Ministers further decided to cancel excise tax exemptions for so-called red diesel, used by farmers, and liquefied petroleum gas (LPG).
Consolidation measures will also affect income taxes as of 2011. Among other measures, the cabinet cancelled the exemption for those saving for retirement in the so-called third pillar, via supplementary pension insurance or through holding long-term life insurance policies, that permitted them to lower their final income tax. If approved, taxpayers will pay €76 more in income taxes annually.
The approved change in lump-sum tax allowances for self-employed people will also have an impact on income taxes paid in future. The cabinet approved unification of the current three levels of lump-sum tax allowances – 25 percent, 40 percent and 60 percent – at 40 percent.
Opinions from business
Robert Kičina, the executive director of the Slovak Business Alliance, said he regards the agreed changes in income and payroll taxes as more moderate than those originally proposed.
“Since the main stress is being put on indirect taxes and less stress is being placed on changes in direct taxes, the overall negative impact on the motivation of people to work will be lower,” Kičina told The Slovak Spectator in an earlier interview. “Moreover, from indirect taxes the state will have additional revenues immediately, which is another positive feature.”
Kičina perceives the proposed unification of the rates of the lump-sum tax allowance, which self-employed people can apply when they do not want to keep itemised accounts, as a sensible compromise.

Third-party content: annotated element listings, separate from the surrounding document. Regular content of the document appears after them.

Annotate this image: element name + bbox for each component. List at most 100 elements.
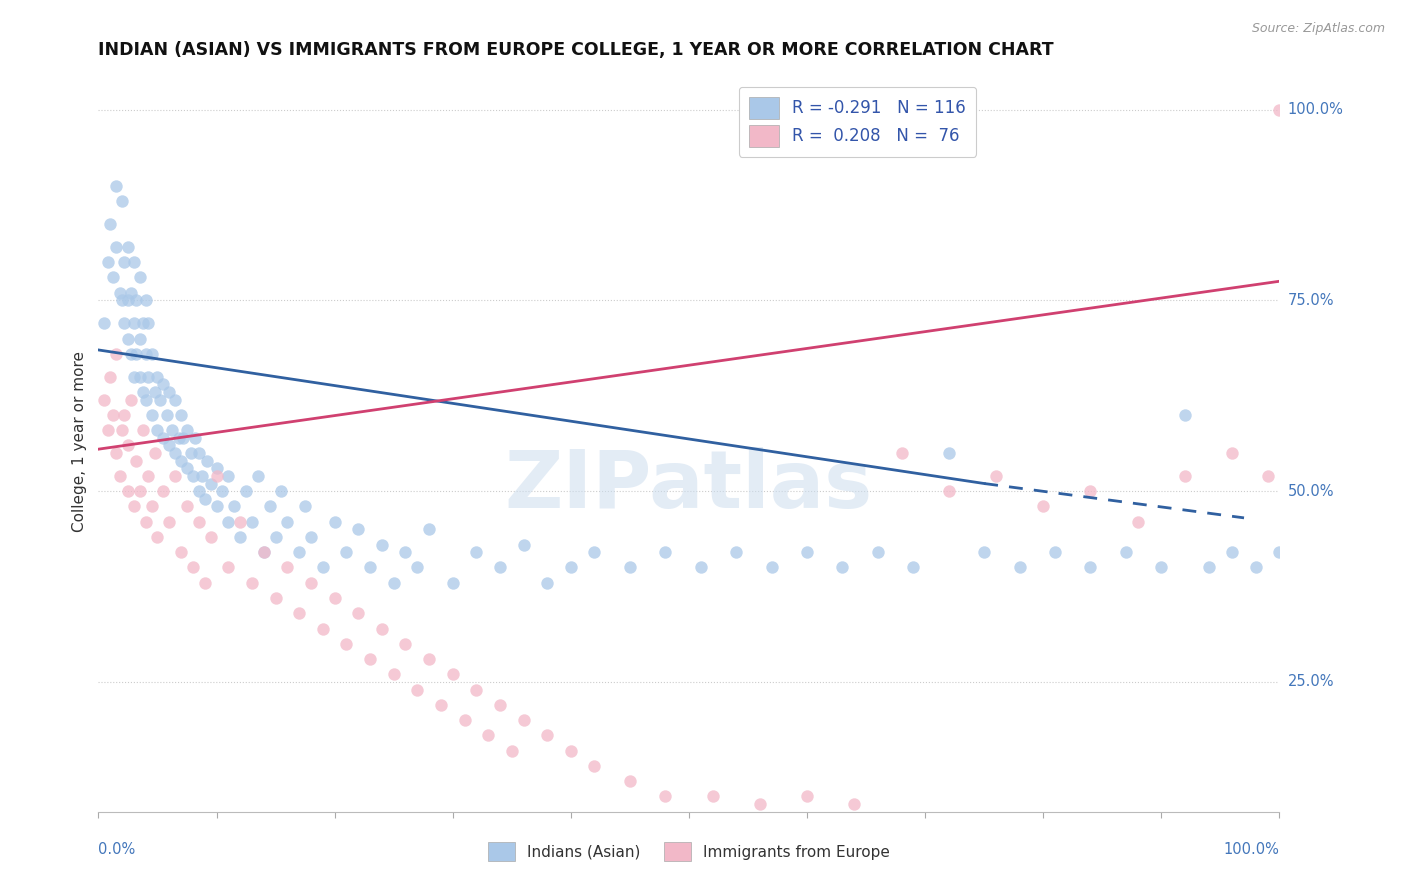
- Point: [132, 384, 155, 399]
- Point: [560, 744, 582, 758]
- Point: [406, 682, 429, 697]
- Point: [141, 408, 163, 422]
- Point: [844, 797, 866, 811]
- Point: [157, 438, 180, 452]
- Point: [97, 255, 120, 269]
- Point: [136, 316, 159, 330]
- Point: [98, 369, 121, 384]
- Point: [382, 575, 405, 590]
- Point: [1268, 545, 1291, 559]
- Point: [294, 500, 316, 514]
- Text: INDIAN (ASIAN) VS IMMIGRANTS FROM EUROPE COLLEGE, 1 YEAR OR MORE CORRELATION CHA: INDIAN (ASIAN) VS IMMIGRANTS FROM EUROPE…: [98, 41, 1054, 59]
- Point: [105, 347, 128, 361]
- Point: [170, 408, 193, 422]
- Point: [117, 331, 139, 345]
- Point: [1126, 515, 1149, 529]
- Point: [111, 194, 134, 208]
- Point: [761, 560, 783, 574]
- Point: [253, 545, 276, 559]
- Point: [1008, 560, 1031, 574]
- Point: [217, 469, 239, 483]
- Point: [205, 500, 228, 514]
- Point: [312, 622, 335, 636]
- Point: [1220, 545, 1243, 559]
- Point: [146, 369, 169, 384]
- Point: [229, 515, 252, 529]
- Point: [205, 469, 228, 483]
- Point: [441, 575, 464, 590]
- Point: [430, 698, 453, 712]
- Point: [323, 591, 346, 605]
- Point: [418, 522, 440, 536]
- Point: [125, 347, 148, 361]
- Point: [128, 369, 150, 384]
- Point: [536, 575, 558, 590]
- Point: [122, 255, 145, 269]
- Point: [235, 484, 257, 499]
- Point: [187, 484, 209, 499]
- Point: [465, 682, 488, 697]
- Point: [141, 500, 163, 514]
- Point: [167, 431, 190, 445]
- Point: [264, 591, 287, 605]
- Text: 0.0%: 0.0%: [98, 842, 135, 857]
- Point: [200, 530, 222, 544]
- Point: [689, 560, 711, 574]
- Point: [240, 515, 263, 529]
- Point: [136, 469, 159, 483]
- Point: [259, 500, 281, 514]
- Point: [1043, 545, 1066, 559]
- Point: [93, 392, 115, 407]
- Point: [512, 713, 534, 727]
- Point: [512, 538, 534, 552]
- Point: [276, 515, 298, 529]
- Point: [146, 530, 169, 544]
- Point: [132, 423, 155, 437]
- Point: [347, 607, 370, 621]
- Point: [181, 469, 204, 483]
- Point: [1244, 560, 1267, 574]
- Point: [359, 652, 381, 666]
- Point: [121, 347, 143, 361]
- Point: [135, 293, 157, 308]
- Point: [453, 713, 475, 727]
- Point: [224, 500, 246, 514]
- Point: [160, 423, 183, 437]
- Point: [143, 384, 166, 399]
- Point: [108, 469, 131, 483]
- Point: [105, 178, 128, 193]
- Point: [128, 484, 150, 499]
- Point: [217, 560, 239, 574]
- Point: [312, 560, 335, 574]
- Point: [122, 500, 145, 514]
- Point: [1115, 545, 1137, 559]
- Point: [406, 560, 429, 574]
- Point: [117, 293, 139, 308]
- Point: [347, 522, 370, 536]
- Point: [122, 369, 145, 384]
- Point: [165, 469, 187, 483]
- Point: [128, 331, 150, 345]
- Point: [288, 607, 311, 621]
- Point: [441, 667, 464, 681]
- Point: [121, 392, 143, 407]
- Point: [93, 316, 115, 330]
- Point: [536, 728, 558, 742]
- Point: [135, 392, 157, 407]
- Point: [194, 491, 217, 506]
- Point: [143, 446, 166, 460]
- Point: [141, 347, 163, 361]
- Point: [165, 446, 187, 460]
- Point: [276, 560, 298, 574]
- Point: [866, 545, 889, 559]
- Point: [299, 530, 322, 544]
- Point: [264, 530, 287, 544]
- Point: [152, 431, 174, 445]
- Point: [335, 637, 357, 651]
- Point: [583, 545, 606, 559]
- Point: [903, 560, 925, 574]
- Point: [217, 515, 239, 529]
- Point: [170, 545, 193, 559]
- Point: [180, 446, 202, 460]
- Point: [122, 316, 145, 330]
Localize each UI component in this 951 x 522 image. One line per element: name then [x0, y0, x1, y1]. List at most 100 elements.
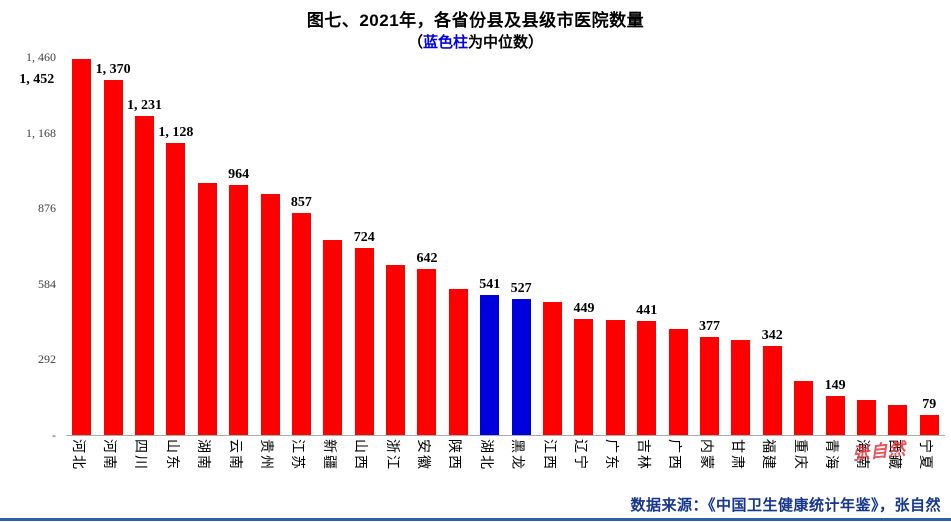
bar-新疆 [323, 239, 343, 435]
x-axis-label-安徽: 安徽 [415, 439, 432, 471]
x-axis-label-内蒙: 内蒙 [698, 439, 715, 471]
x-axis-label-贵州: 贵州 [259, 439, 276, 471]
bar-column-浙江: 浙江 [380, 57, 411, 471]
x-axis-label-广西: 广西 [667, 439, 684, 471]
x-axis-label-湖北: 湖北 [478, 439, 495, 471]
bar-column-黑龙: 527 黑龙 [505, 57, 536, 471]
bar-value-label-河南: 1, 370 [95, 62, 131, 78]
x-axis-label-海南: 海南 [855, 439, 872, 471]
x-axis-label-福建: 福建 [761, 439, 778, 471]
bar-column-新疆: 新疆 [317, 57, 348, 471]
bar-column-四川: 1, 231 四川 [127, 57, 162, 471]
y-axis-tick-1168: 1, 168 [26, 125, 56, 140]
x-axis-label-广东: 广东 [604, 439, 621, 471]
bar-column-青海: 149 青海 [819, 57, 850, 471]
bar-山东: 1, 128 [158, 125, 193, 435]
bar-内蒙: 377 [699, 319, 720, 435]
bar-column-辽宁: 449 辽宁 [568, 57, 599, 471]
y-axis-tick-876: 876 [38, 201, 56, 216]
bar-column-山西: 724 山西 [349, 57, 380, 471]
x-axis-label-青海: 青海 [824, 439, 841, 471]
bar-value-label-内蒙: 377 [699, 319, 720, 335]
x-axis-label-河南: 河南 [102, 439, 119, 471]
bar-广东 [605, 319, 625, 435]
bar-value-label-吉林: 441 [636, 302, 658, 318]
bar-江西 [543, 301, 563, 435]
bar-value-label-山西: 724 [353, 229, 375, 245]
bar-海南 [856, 400, 876, 435]
bar-column-云南: 964 云南 [223, 57, 254, 471]
bar-column-陕西: 陕西 [443, 57, 474, 471]
y-axis-tick-0: - [52, 428, 56, 442]
bar-column-河北: 1, 452 河北 [19, 57, 97, 471]
x-axis-label-宁夏: 宁夏 [918, 439, 935, 471]
bar-河南: 1, 370 [96, 62, 131, 435]
x-axis-label-陕西: 陕西 [447, 439, 464, 471]
bar-column-内蒙: 377 内蒙 [694, 57, 725, 471]
bar-value-label-福建: 342 [761, 328, 783, 344]
bar-西藏 [888, 405, 908, 435]
bar-value-label-辽宁: 449 [573, 300, 595, 316]
chart-subtitle: （蓝色柱为中位数） [0, 31, 951, 52]
subtitle-highlight: 蓝色柱 [422, 34, 468, 51]
bar-column-江苏: 857 江苏 [286, 57, 317, 471]
bar-广西 [668, 329, 688, 435]
bar-value-label-青海: 149 [824, 378, 846, 394]
bar-吉林: 441 [636, 303, 657, 435]
x-axis-label-黑龙: 黑龙 [510, 439, 527, 471]
bar-陕西 [448, 288, 468, 435]
x-axis-label-西藏: 西藏 [886, 439, 903, 471]
bar-value-label-江苏: 857 [290, 195, 312, 211]
bar-column-甘肃: 甘肃 [725, 57, 756, 471]
bar-column-湖南: 湖南 [192, 57, 223, 471]
x-axis-label-吉林: 吉林 [635, 439, 652, 471]
y-axis-tick-1460: 1, 460 [26, 50, 56, 64]
x-axis-label-重庆: 重庆 [792, 439, 809, 471]
chart-title: 图七、2021年，各省份县及县级市医院数量 [306, 11, 645, 30]
bar-column-海南: 海南 [851, 57, 882, 471]
bar-column-福建: 342 福建 [757, 57, 788, 471]
bar-column-重庆: 重庆 [788, 57, 819, 471]
bar-贵州 [260, 194, 280, 435]
bar-column-贵州: 贵州 [254, 57, 285, 471]
bar-value-label-山东: 1, 128 [158, 124, 194, 140]
x-axis-label-山东: 山东 [164, 439, 181, 471]
bar-江苏: 857 [291, 195, 312, 435]
bar-甘肃 [731, 339, 751, 435]
x-axis-label-山西: 山西 [353, 439, 370, 471]
bar-安徽: 642 [416, 251, 437, 435]
x-axis-label-河北: 河北 [70, 439, 87, 471]
bar-重庆 [794, 380, 814, 435]
bar-value-label-河北: 1, 452 [19, 72, 55, 88]
x-axis-line [66, 435, 945, 436]
bar-value-label-云南: 964 [228, 167, 250, 183]
source-note: 数据来源：《中国卫生健康统计年鉴》，张自然 [630, 497, 941, 514]
x-axis-label-云南: 云南 [227, 439, 244, 471]
y-axis-tick-292: 292 [38, 352, 56, 367]
x-axis-label-江西: 江西 [541, 439, 558, 471]
bar-宁夏: 79 [919, 397, 939, 435]
bottom-rule [0, 518, 951, 521]
bar-column-西藏: 西藏 [882, 57, 913, 471]
bar-value-label-四川: 1, 231 [126, 98, 162, 114]
subtitle-open-paren: （ [407, 34, 423, 51]
x-axis-label-浙江: 浙江 [384, 439, 401, 471]
x-axis-label-辽宁: 辽宁 [572, 439, 589, 471]
bar-青海: 149 [825, 378, 846, 435]
bar-黑龙: 527 [511, 281, 532, 435]
bar-column-宁夏: 79 宁夏 [914, 57, 945, 471]
bar-value-label-黑龙: 527 [510, 280, 532, 296]
bar-column-江西: 江西 [537, 57, 568, 471]
x-axis-label-甘肃: 甘肃 [729, 439, 746, 471]
y-axis: 1, 460 1, 168 876 584 292 - [0, 50, 60, 442]
bar-四川: 1, 231 [127, 98, 162, 435]
bar-浙江 [386, 265, 406, 435]
bar-column-安徽: 642 安徽 [411, 57, 442, 471]
x-axis-label-新疆: 新疆 [321, 439, 338, 471]
bar-湖南 [197, 182, 217, 435]
bar-column-山东: 1, 128 山东 [158, 57, 193, 471]
bar-value-label-宁夏: 79 [922, 396, 937, 412]
bar-column-广东: 广东 [600, 57, 631, 471]
bar-column-广西: 广西 [662, 57, 693, 471]
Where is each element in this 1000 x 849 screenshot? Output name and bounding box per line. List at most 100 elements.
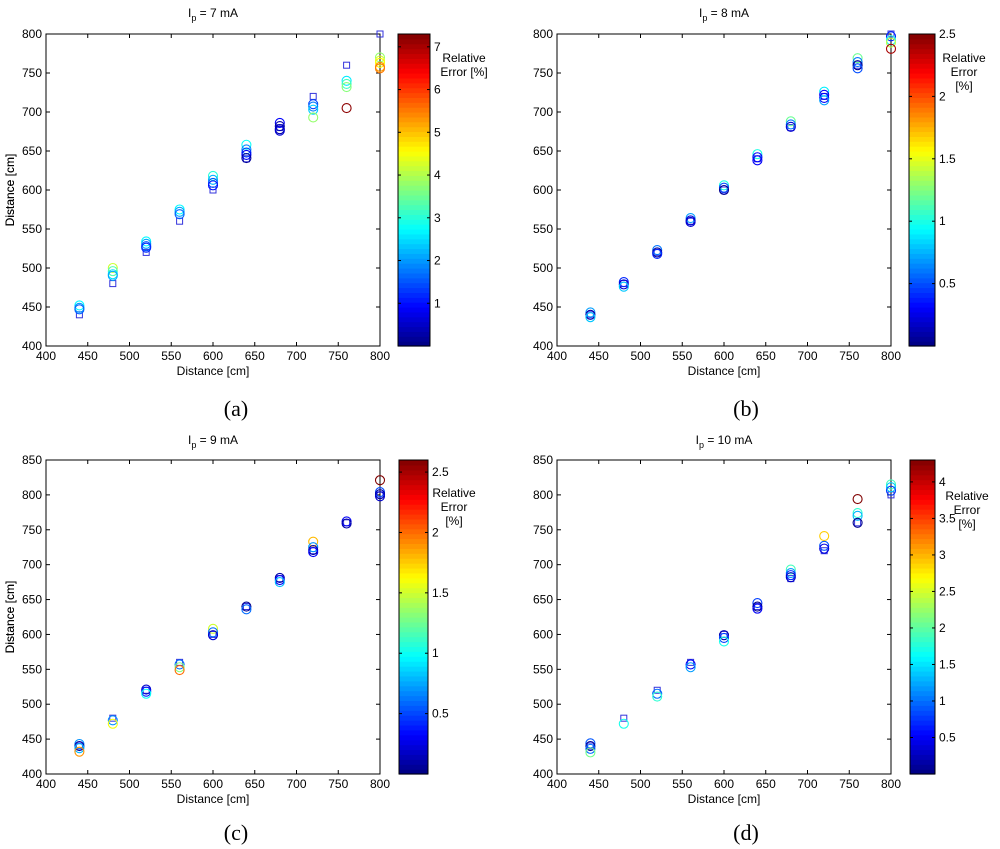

But this change has not pleased Slovenský Živnostenský Zväz (SŽZ), which clusters the self-employed, trade license holders and craftsmen. On September 22 its presidium adopted a statement that the existing system reflects the material demands of some trades and that the change will bring a greater administrative burden for those trades with higher expenditures.
From the viewpoint of the stabilisation of public finances Kičina believes that the proposals to increase VAT and excise taxes are the most beneficial measures.
“I also perceive positively the removal of some exemptions,” he said. “I am convinced that the tax system and the calculation of tax itself should be as simple as possible. This is also the case for payroll taxes, but the submitted proposals [in this area] rather complicate the system.”
When proposing changes to improve the existing tax system in Slovakia, Kičina suggests integration of the collection of payroll taxes and the introduction of a single return for income and payroll taxes which can be submitted electronically.
Employers propose 21% VAT
Employers have already criticised the adopted consolidation package. They believe that adoption of the proposed measures will hit farmers, food producers and the self-employed hardest, adding that via increased payroll taxes the changes will affect all entrepreneurs as well as employees.
The Federation of Employers’ Associations of the Slovak Republic (AZZZ) proposes that the cabinet, instead of making changes to excise and income taxes, instead cuts state expenditures more and temporarily increases the value added tax by another 1 percentage point, to 21 percent.
“We understand the need to consolidate the public finances, but we are convinced that it should be done in another way,” Rastislav Machunka, AZZZ vice-president, wrote in a statement. “The cabinet, which wants to enhance the business environment and increase employment and citizens’ quality of life, should avoid adopting measures which negatively affect not only entrepreneurs but also common citizens, especially through further increases in unemployment.”
According to AZZZ, a bigger VAT hike would mean stronger consolidation of public finances while its temporary nature would satisfy the political need to reduce the burden of taxes and contributions.